In Australian, there is quite a nuance of difference. between to and with , when used in context such as this.
Perhaps it is because of historical past, I muse.
When you talk to someone, it is that you giving them an instruction. You are person who is in authority, and you are giving them information or a directive. It is not a two way conversation. At least in most situations. While you would be understood, if you used the term to, it can inappropriately escalate a situation, or show to the person you are speaking, that you consider yourself of a different status, a status above the other person. The term to may also be used when it is that someone is accusing yourself of something, such as in a witness/legal court. And you are asked if you had a conversation. You might be likely to respond "I was talking to a man", or "I was talking to that man." Though you may equally as likely use the word "with" in this situation. Maybe part of that is that you are feeling like a fish out of water, and may be trying to find some skerrick of authority in an unsavory situation.

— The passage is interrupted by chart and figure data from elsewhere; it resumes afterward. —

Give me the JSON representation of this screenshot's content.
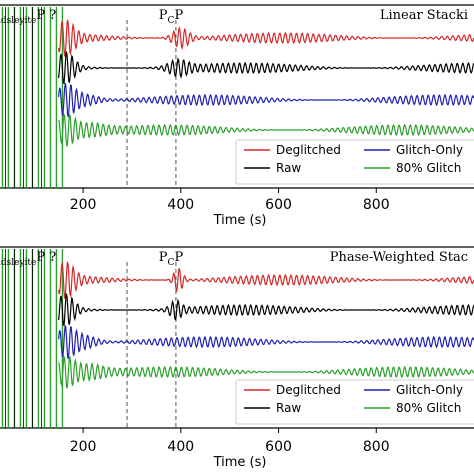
{
  "chart_data": [
    {
      "type": "line",
      "title": "Linear Stacki",
      "xlabel": "Time (s)",
      "ylabel": "",
      "xlim": [
        30,
        1000
      ],
      "xticks": [
        200,
        400,
        600,
        800
      ],
      "tick_labels": [
        "200",
        "400",
        "600",
        "800"
      ],
      "annotations": [
        {
          "main": "P",
          "sub": "Olivine-Wadsleyite",
          "tail": "P ?",
          "x": 160
        },
        {
          "main": "P",
          "sub": "C",
          "tail": "P",
          "x": 400
        }
      ],
      "vlines": [
        290,
        390
      ],
      "legend": {
        "placement": "lower-right",
        "entries": [
          "Deglitched",
          "Glitch-Only",
          "Raw",
          "80% Glitch"
        ]
      },
      "series": [
        {
          "name": "Deglitched",
          "color": "#d62728",
          "offset": 3,
          "features": [
            {
              "x": 400,
              "amp": 1.0,
              "width": 22
            }
          ]
        },
        {
          "name": "Raw",
          "color": "#000000",
          "offset": 2,
          "features": [
            {
              "x": 395,
              "amp": 0.7,
              "width": 25
            }
          ]
        },
        {
          "name": "Glitch-Only",
          "color": "#1f1fb4",
          "offset": 1,
          "features": [
            {
              "x": 200,
              "amp": 0.6,
              "width": 40
            }
          ]
        },
        {
          "name": "80% Glitch",
          "color": "#2ca02c",
          "offset": 0,
          "features": [
            {
              "x": 210,
              "amp": 0.6,
              "width": 45
            }
          ]
        }
      ]
    },
    {
      "type": "line",
      "title": "Phase-Weighted Stac",
      "xlabel": "Time (s)",
      "ylabel": "",
      "xlim": [
        30,
        1000
      ],
      "xticks": [
        200,
        400,
        600,
        800
      ],
      "tick_labels": [
        "200",
        "400",
        "600",
        "800"
      ],
      "annotations": [
        {
          "main": "P",
          "sub": "Olivine-Wadsleyite",
          "tail": "P ?",
          "x": 160
        },
        {
          "main": "P",
          "sub": "C",
          "tail": "P",
          "x": 400
        }
      ],
      "vlines": [
        290,
        390
      ],
      "legend": {
        "placement": "lower-right",
        "entries": [
          "Deglitched",
          "Glitch-Only",
          "Raw",
          "80% Glitch"
        ]
      },
      "series": [
        {
          "name": "Deglitched",
          "color": "#d62728",
          "offset": 3,
          "features": [
            {
              "x": 395,
              "amp": 1.2,
              "width": 12
            }
          ]
        },
        {
          "name": "Raw",
          "color": "#000000",
          "offset": 2,
          "features": [
            {
              "x": 390,
              "amp": 0.8,
              "width": 15
            }
          ]
        },
        {
          "name": "Glitch-Only",
          "color": "#1f1fb4",
          "offset": 1,
          "features": [
            {
              "x": 200,
              "amp": 0.7,
              "width": 35
            }
          ]
        },
        {
          "name": "80% Glitch",
          "color": "#2ca02c",
          "offset": 0,
          "features": [
            {
              "x": 210,
              "amp": 0.7,
              "width": 40
            }
          ]
        }
      ]
    }
  ]
}
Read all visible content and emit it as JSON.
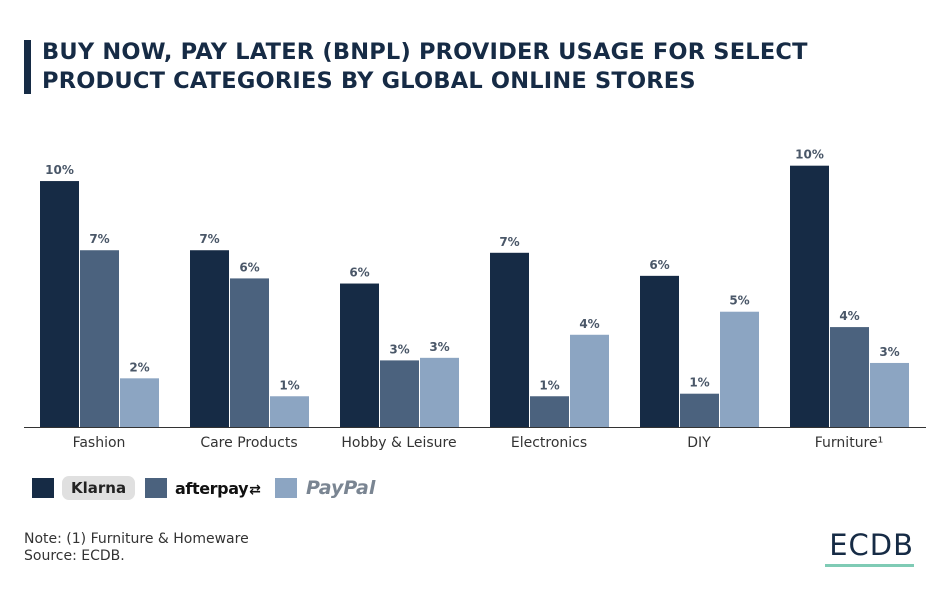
{
  "title": "BUY NOW, PAY LATER (BNPL) PROVIDER USAGE FOR SELECT PRODUCT CATEGORIES BY GLOBAL ONLINE STORES",
  "colors": {
    "klarna": "#162b45",
    "afterpay": "#4b627e",
    "paypal": "#8ca5c2",
    "accent": "#7fcbb5"
  },
  "chart_data": {
    "type": "bar",
    "categories": [
      "Fashion",
      "Care Products",
      "Hobby & Leisure",
      "Electronics",
      "DIY",
      "Furniture¹"
    ],
    "series": [
      {
        "name": "Klarna",
        "values": [
          10,
          7,
          6,
          7,
          6,
          10
        ],
        "labels": [
          "10%",
          "7%",
          "6%",
          "7%",
          "6%",
          "10%"
        ]
      },
      {
        "name": "afterpay",
        "values": [
          7,
          6,
          3,
          1,
          1,
          4
        ],
        "labels": [
          "7%",
          "6%",
          "3%",
          "1%",
          "1%",
          "4%"
        ]
      },
      {
        "name": "PayPal",
        "values": [
          2,
          1,
          3,
          4,
          5,
          3
        ],
        "labels": [
          "2%",
          "1%",
          "3%",
          "4%",
          "5%",
          "3%"
        ]
      }
    ],
    "exact_values": [
      [
        9.6,
        6.9,
        5.6,
        6.8,
        5.9,
        10.2
      ],
      [
        6.9,
        5.8,
        2.6,
        1.2,
        1.3,
        3.9
      ],
      [
        1.9,
        1.2,
        2.7,
        3.6,
        4.5,
        2.5
      ]
    ],
    "unit": "%",
    "ylim": [
      0,
      10.5
    ],
    "grid": false,
    "legend": "bottom-left"
  },
  "legend": {
    "klarna_label": "Klarna",
    "afterpay_label": "afterpay",
    "afterpay_arrows": "⇄",
    "paypal_label": "PayPal"
  },
  "footer": {
    "note": "Note: (1) Furniture & Homeware",
    "source": "Source: ECDB.",
    "brand": "ECDB"
  }
}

In short, it is better to avoid saying the sentence "I am talking to a man." Unless it is that you are wishing to express that you are a person of authority in a situation. If you are not a person of authority, you could find yourself in an unpleasant situation. And if you are a person of authority, you can still be more respectful and say "I am talking with a man", which if you show respect to others, at least in Australia, you will find that others will more likely be respectful also to you. And in my travels in other English speaking countries, I have also found this to be so. (ps I have also traveled many times to England, and also have English friends who live now in Australia, or in France. Which is yet another story ;P )
To have a talk with another person, is an indication that it is a conversation. Being a two way conversation. A conversation that you see yourself to the other person as an equal. That it is a two way exchange.